Atop the third floor, which contains the two wings of gallery space, I joined a very informative, 30-minute [FREE!] docent-led group tour, which proved very useful in getting me through Dali's canvas' of holograms and optical illusions, and providing me an understanding of some very bizarre, very involved, TRIPPY dreamlike pieces, such as The Hallucinogenic Toreador (below), wherein Dali "transmits his passion for bullfighting."
After the tour, I browsed the rest of the two wings at my own pace (while trying my best to avoid a loud, rambunctious French kid who received no supervision at all from his useless mother), which took some time, considering 2000 peculiar items, consisting of 96 oil paintings, 125 drawings and watercolors, 2,500 prints and photographs, and 250 objets d’art, not counting a 5,000 book library, which requires a fee and advance reservation. I then, in a backwards fashion, lol, took my place in the intimate 90-seat theater to learn about the imaginative man behind the canvas.

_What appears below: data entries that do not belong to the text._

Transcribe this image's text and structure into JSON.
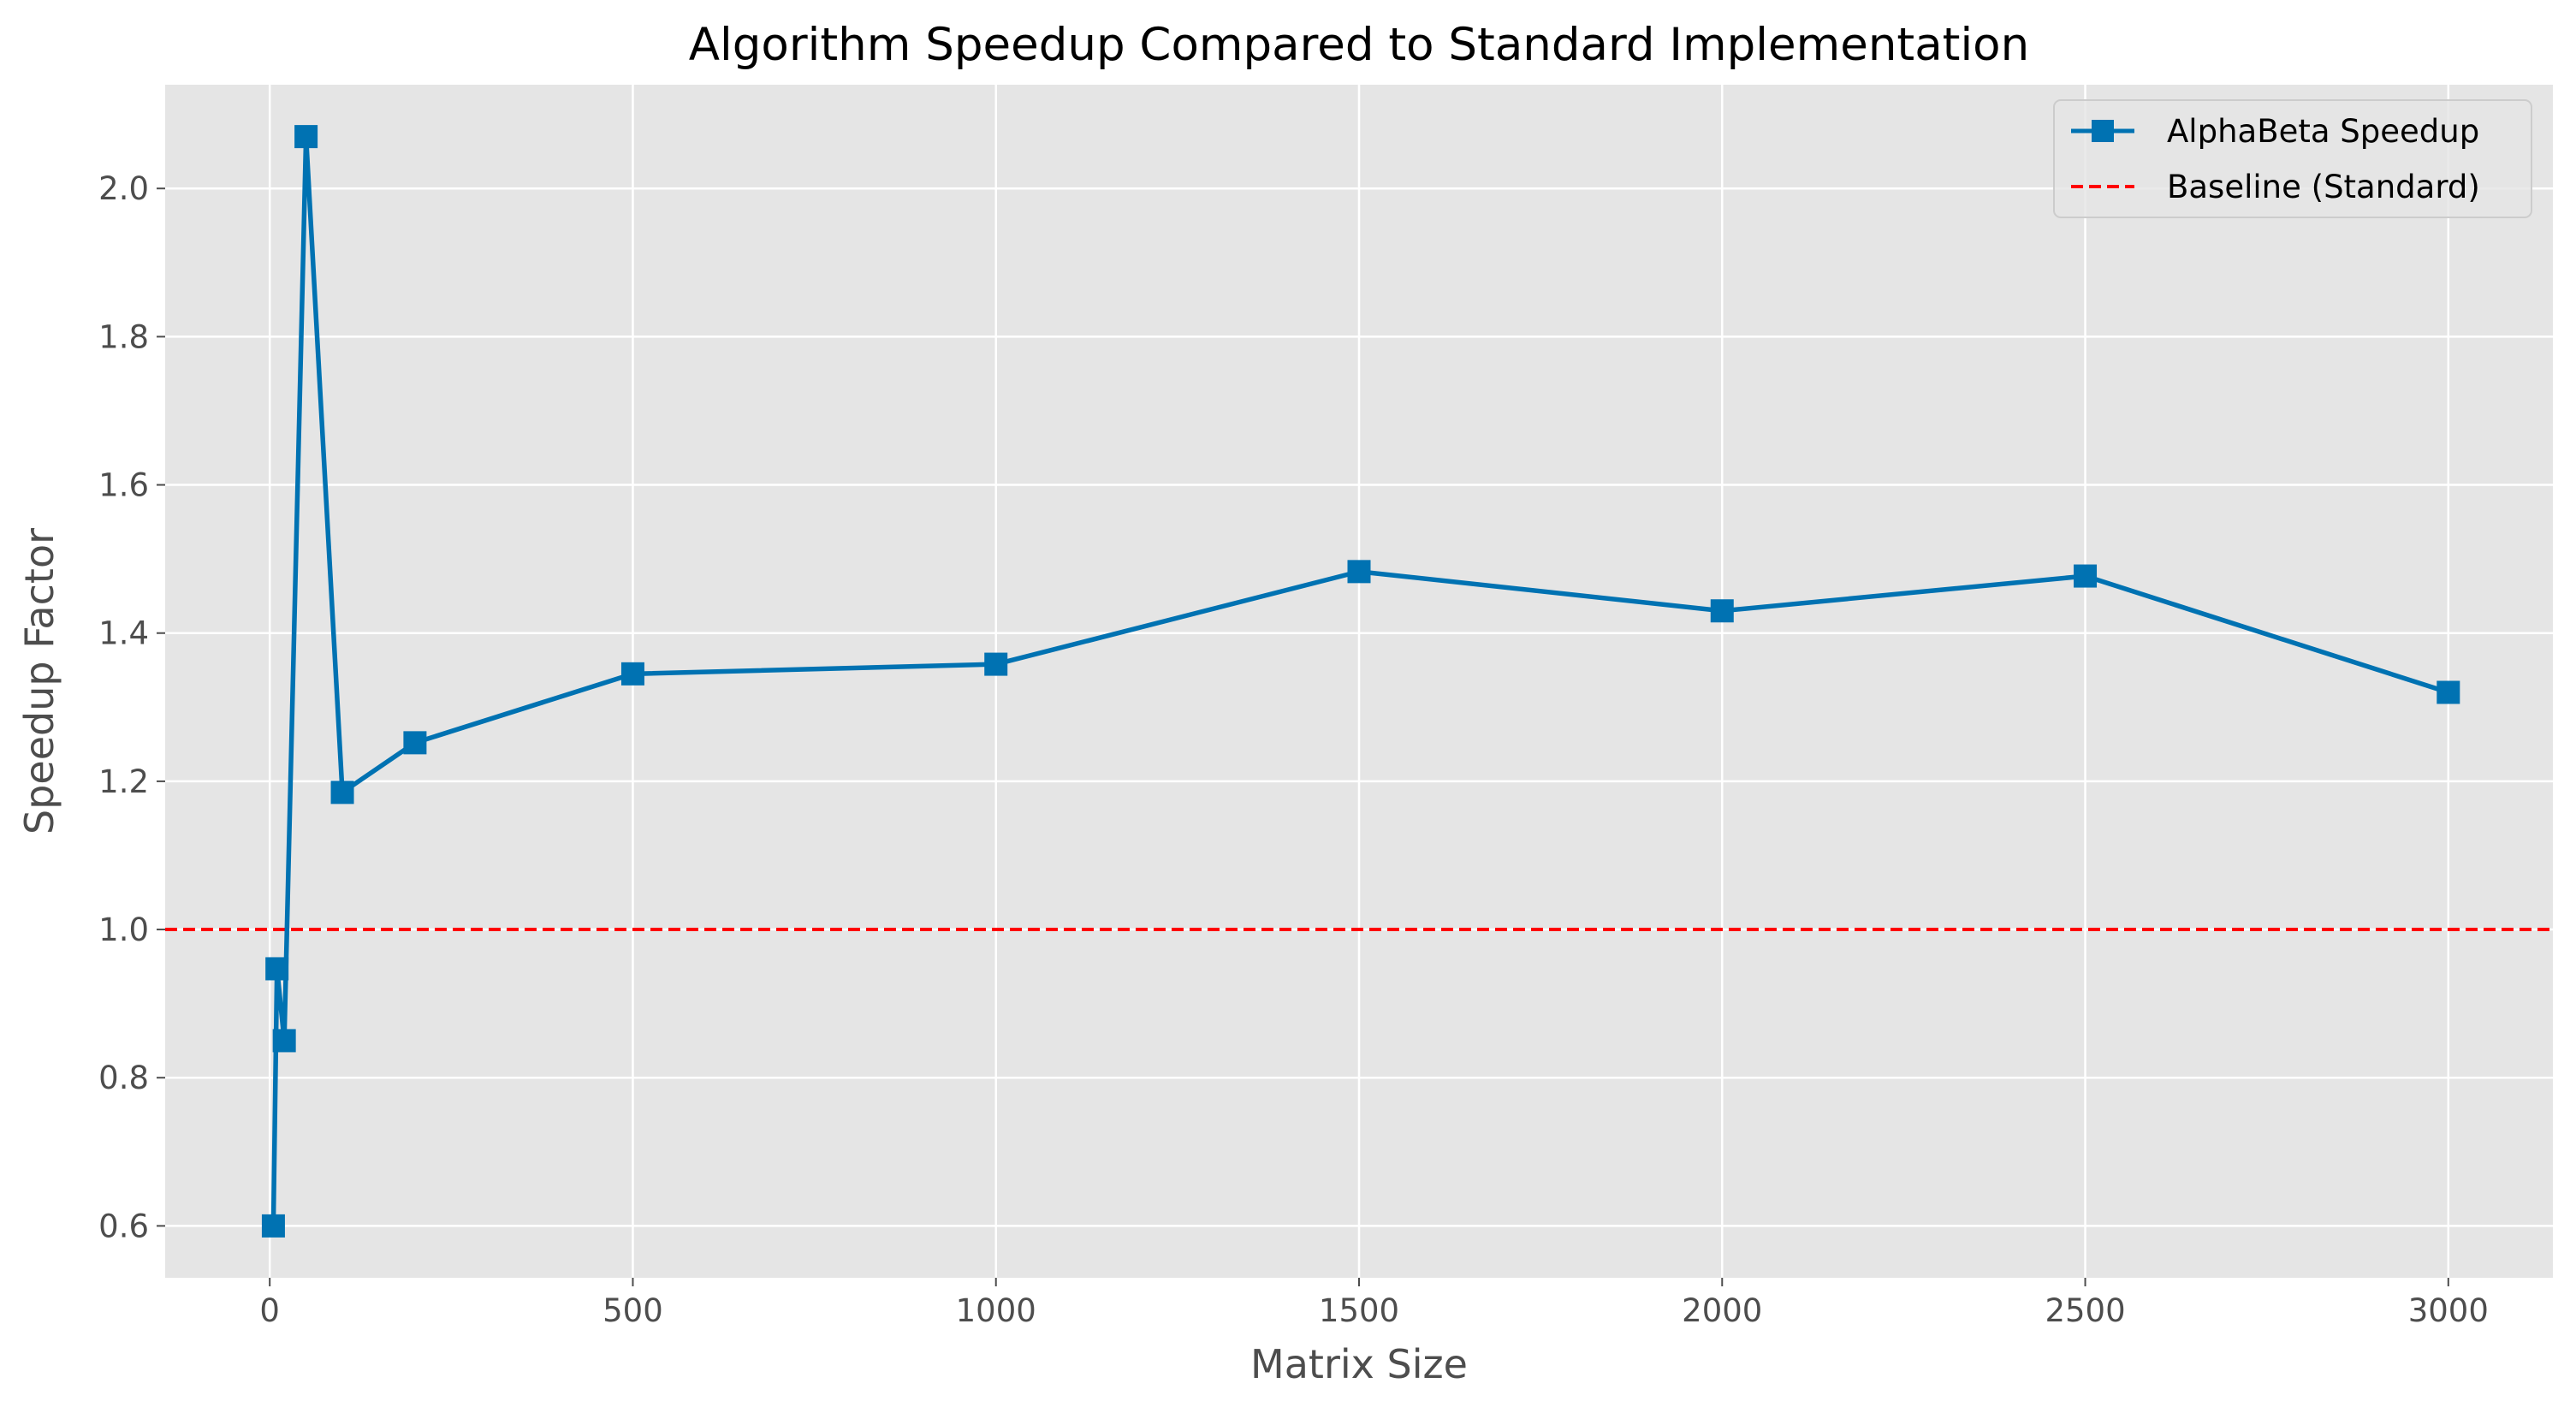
{
  "chart_data": {
    "type": "line",
    "title": "Algorithm Speedup Compared to Standard Implementation",
    "xlabel": "Matrix Size",
    "ylabel": "Speedup Factor",
    "xlim": [
      -144,
      3144
    ],
    "ylim": [
      0.53,
      2.14
    ],
    "xticks": [
      0,
      500,
      1000,
      1500,
      2000,
      2500,
      3000
    ],
    "yticks": [
      0.6,
      0.8,
      1.0,
      1.2,
      1.4,
      1.6,
      1.8,
      2.0
    ],
    "xtick_labels": [
      "0",
      "500",
      "1000",
      "1500",
      "2000",
      "2500",
      "3000"
    ],
    "ytick_labels": [
      "0.6",
      "0.8",
      "1.0",
      "1.2",
      "1.4",
      "1.6",
      "1.8",
      "2.0"
    ],
    "grid": true,
    "legend_position": "top-right",
    "series": [
      {
        "name": "AlphaBeta Speedup",
        "color": "#0072b2",
        "marker": "square",
        "line_style": "solid",
        "x": [
          5,
          10,
          20,
          50,
          100,
          200,
          500,
          1000,
          1500,
          2000,
          2500,
          3000
        ],
        "y": [
          0.6,
          0.947,
          0.85,
          2.07,
          1.185,
          1.252,
          1.345,
          1.358,
          1.483,
          1.43,
          1.477,
          1.32
        ]
      }
    ],
    "reference_lines": [
      {
        "name": "Baseline (Standard)",
        "color": "#ff0000",
        "line_style": "dashed",
        "y": 1.0
      }
    ],
    "colors": {
      "plot_background": "#e5e5e5",
      "grid": "#ffffff",
      "text": "#4d4d4d"
    }
  }
}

It Was, However, Designed for Children, LOL
Outside, I explored the small, carefully manicured, whimsical "Avante-Garden," which includes a spiral labyrinth ("modeled after the Chartres Cathedral in France," made of seven-foot tall pine fern hedges and footpath composed of crushed coquina shells), a "wishing tree" of ribbons, "a bench that morphs into his 'melting pocket watch' motif (a design reference to Dali’s 1931 painting 'The Persistence of Memory' - certainly the most well known surreal painting on the planet)," and examples of the golden rectangle and spiral ("discovered in ancient times and used by artists throughout the centuries as the most perfect of spatial ratios") imbedded in the pavement.